I sat awhile in perfect silence, rallying my stunned faculties. Immediately it occurred to me that my ears had deceived me, or Bartleby had entirely misunderstood my meaning. I repeated my request in the clearest tone I could assume. But in quite as clear a one came the previous reply, “I would prefer not to.”

“Prefer not to,” echoed I, rising in high excitement, and crossing the room with a stride. “What do you mean? Are you moon-struck? I want you to help me compare this sheet here — take it,” and I thrust it towards him.

“I would prefer not to,” said he.

I looked at him steadfastly. His face was leanly composed; his gray eye dimly calm. Not a wrinkle of agitation rippled him. Had there been the least uneasiness, anger, impatience or impertinence in his manner; in other words, had there been any thing ordinarily human about him, doubtless I should have violently dismissed him from the premises. But as it was, I should have as soon thought of turning my pale plaster-of-paris bust of Cicero out of doors. I stood gazing at him awhile, as he went on with his own writing, and then reseated myself at my desk. This is very strange, thought I. What had one best do? But my business hurried me. I concluded to forget the matter for the present, reserving it for my future leisure.

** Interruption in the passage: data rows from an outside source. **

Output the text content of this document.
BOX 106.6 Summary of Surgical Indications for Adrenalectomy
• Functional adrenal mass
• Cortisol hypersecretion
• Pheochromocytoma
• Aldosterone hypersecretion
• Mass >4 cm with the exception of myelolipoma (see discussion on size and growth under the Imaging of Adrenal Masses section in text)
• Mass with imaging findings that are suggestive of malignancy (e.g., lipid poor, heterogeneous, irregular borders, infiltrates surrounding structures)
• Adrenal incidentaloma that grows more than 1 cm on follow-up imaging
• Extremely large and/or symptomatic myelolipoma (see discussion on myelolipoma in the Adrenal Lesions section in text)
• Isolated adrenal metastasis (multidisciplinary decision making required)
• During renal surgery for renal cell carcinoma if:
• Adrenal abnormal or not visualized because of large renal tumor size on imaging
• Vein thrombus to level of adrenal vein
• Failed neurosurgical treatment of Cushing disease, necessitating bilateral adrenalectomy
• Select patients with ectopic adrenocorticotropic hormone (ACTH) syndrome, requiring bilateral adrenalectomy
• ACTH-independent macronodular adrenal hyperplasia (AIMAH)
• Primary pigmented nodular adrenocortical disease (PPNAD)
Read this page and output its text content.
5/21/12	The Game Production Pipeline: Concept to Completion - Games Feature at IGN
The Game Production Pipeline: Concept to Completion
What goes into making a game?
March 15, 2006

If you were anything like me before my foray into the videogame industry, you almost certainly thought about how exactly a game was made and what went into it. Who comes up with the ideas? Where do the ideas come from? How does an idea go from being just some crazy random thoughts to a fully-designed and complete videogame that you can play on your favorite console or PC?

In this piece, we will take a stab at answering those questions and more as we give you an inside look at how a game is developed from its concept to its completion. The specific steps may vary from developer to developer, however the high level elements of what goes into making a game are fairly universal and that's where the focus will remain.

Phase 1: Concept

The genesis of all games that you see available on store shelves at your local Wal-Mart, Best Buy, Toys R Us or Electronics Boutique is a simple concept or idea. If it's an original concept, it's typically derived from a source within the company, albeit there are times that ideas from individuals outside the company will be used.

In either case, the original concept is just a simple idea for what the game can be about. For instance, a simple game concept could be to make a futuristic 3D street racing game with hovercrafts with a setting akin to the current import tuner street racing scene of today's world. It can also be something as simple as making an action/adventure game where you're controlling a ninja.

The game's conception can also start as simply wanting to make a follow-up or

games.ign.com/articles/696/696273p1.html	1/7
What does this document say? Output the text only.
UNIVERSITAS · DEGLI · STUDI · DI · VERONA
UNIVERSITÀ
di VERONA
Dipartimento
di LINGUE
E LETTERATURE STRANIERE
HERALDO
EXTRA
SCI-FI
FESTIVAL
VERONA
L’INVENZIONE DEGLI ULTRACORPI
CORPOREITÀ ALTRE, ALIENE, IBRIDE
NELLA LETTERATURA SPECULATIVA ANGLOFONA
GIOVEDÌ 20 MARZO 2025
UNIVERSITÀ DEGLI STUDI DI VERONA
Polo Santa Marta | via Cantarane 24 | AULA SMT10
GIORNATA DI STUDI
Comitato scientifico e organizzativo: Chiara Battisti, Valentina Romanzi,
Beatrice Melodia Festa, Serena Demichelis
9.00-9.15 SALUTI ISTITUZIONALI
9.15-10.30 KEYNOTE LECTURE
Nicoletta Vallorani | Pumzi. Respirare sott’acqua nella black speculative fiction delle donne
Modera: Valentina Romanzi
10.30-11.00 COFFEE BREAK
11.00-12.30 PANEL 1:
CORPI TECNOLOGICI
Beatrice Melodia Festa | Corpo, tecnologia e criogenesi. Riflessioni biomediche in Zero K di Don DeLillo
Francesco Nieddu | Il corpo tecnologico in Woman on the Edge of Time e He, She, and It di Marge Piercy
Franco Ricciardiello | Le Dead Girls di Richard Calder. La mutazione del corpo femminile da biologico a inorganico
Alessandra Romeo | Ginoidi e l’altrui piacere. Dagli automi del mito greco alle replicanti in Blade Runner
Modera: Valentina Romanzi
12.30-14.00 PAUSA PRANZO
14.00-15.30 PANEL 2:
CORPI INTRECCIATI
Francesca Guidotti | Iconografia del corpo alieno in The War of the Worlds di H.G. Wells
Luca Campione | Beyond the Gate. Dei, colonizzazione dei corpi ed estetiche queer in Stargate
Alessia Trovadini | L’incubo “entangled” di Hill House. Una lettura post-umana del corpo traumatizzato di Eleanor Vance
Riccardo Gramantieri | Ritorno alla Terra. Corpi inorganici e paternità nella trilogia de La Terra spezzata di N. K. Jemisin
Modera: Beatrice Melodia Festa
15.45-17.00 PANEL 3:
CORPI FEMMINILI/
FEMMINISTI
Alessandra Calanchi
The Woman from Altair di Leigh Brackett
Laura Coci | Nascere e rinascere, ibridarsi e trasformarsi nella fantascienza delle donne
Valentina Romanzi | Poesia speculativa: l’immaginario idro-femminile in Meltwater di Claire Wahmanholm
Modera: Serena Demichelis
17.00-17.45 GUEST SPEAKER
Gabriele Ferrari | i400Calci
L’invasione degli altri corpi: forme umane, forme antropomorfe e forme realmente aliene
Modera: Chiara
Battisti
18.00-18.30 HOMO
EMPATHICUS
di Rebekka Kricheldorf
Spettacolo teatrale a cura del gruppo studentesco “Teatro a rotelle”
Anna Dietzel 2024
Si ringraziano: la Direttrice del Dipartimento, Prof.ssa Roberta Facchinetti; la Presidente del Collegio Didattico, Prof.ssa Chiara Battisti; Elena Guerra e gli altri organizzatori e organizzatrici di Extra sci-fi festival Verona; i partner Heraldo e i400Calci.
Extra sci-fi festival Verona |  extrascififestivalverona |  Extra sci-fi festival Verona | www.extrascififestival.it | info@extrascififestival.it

In conjunction with his outstanding reading of the short story for 92Y’s Unterberg Poetry Center, which is available here, on December 3 at 7:00, Emmy-winning, Oscar-nominated actor Paul Giamatti will take part in a live discussion with Columbia University professor Andrew Delbanco, author of the 2005 biography Melville: His World and Work, focusing on “Bartleby.” The New Haven-born, Brooklyn Heights-based Giamatti has a unique understanding of finance, Wall Street, and the law, having appeared in such films and series as Too Big to Fail, John Adams, and Billions. “It’s one of my favorite short stories by one of my favorite writers, so I was particularly gratified to be able to read it out loud. I’ve always wanted to,” Melville fan Giamatti said in a statement. “It’s a wonderful story — a very strange but sad story — but also funny. I think it’s very funny.” Admission to the talk and access to the ninety-minute reading is $15.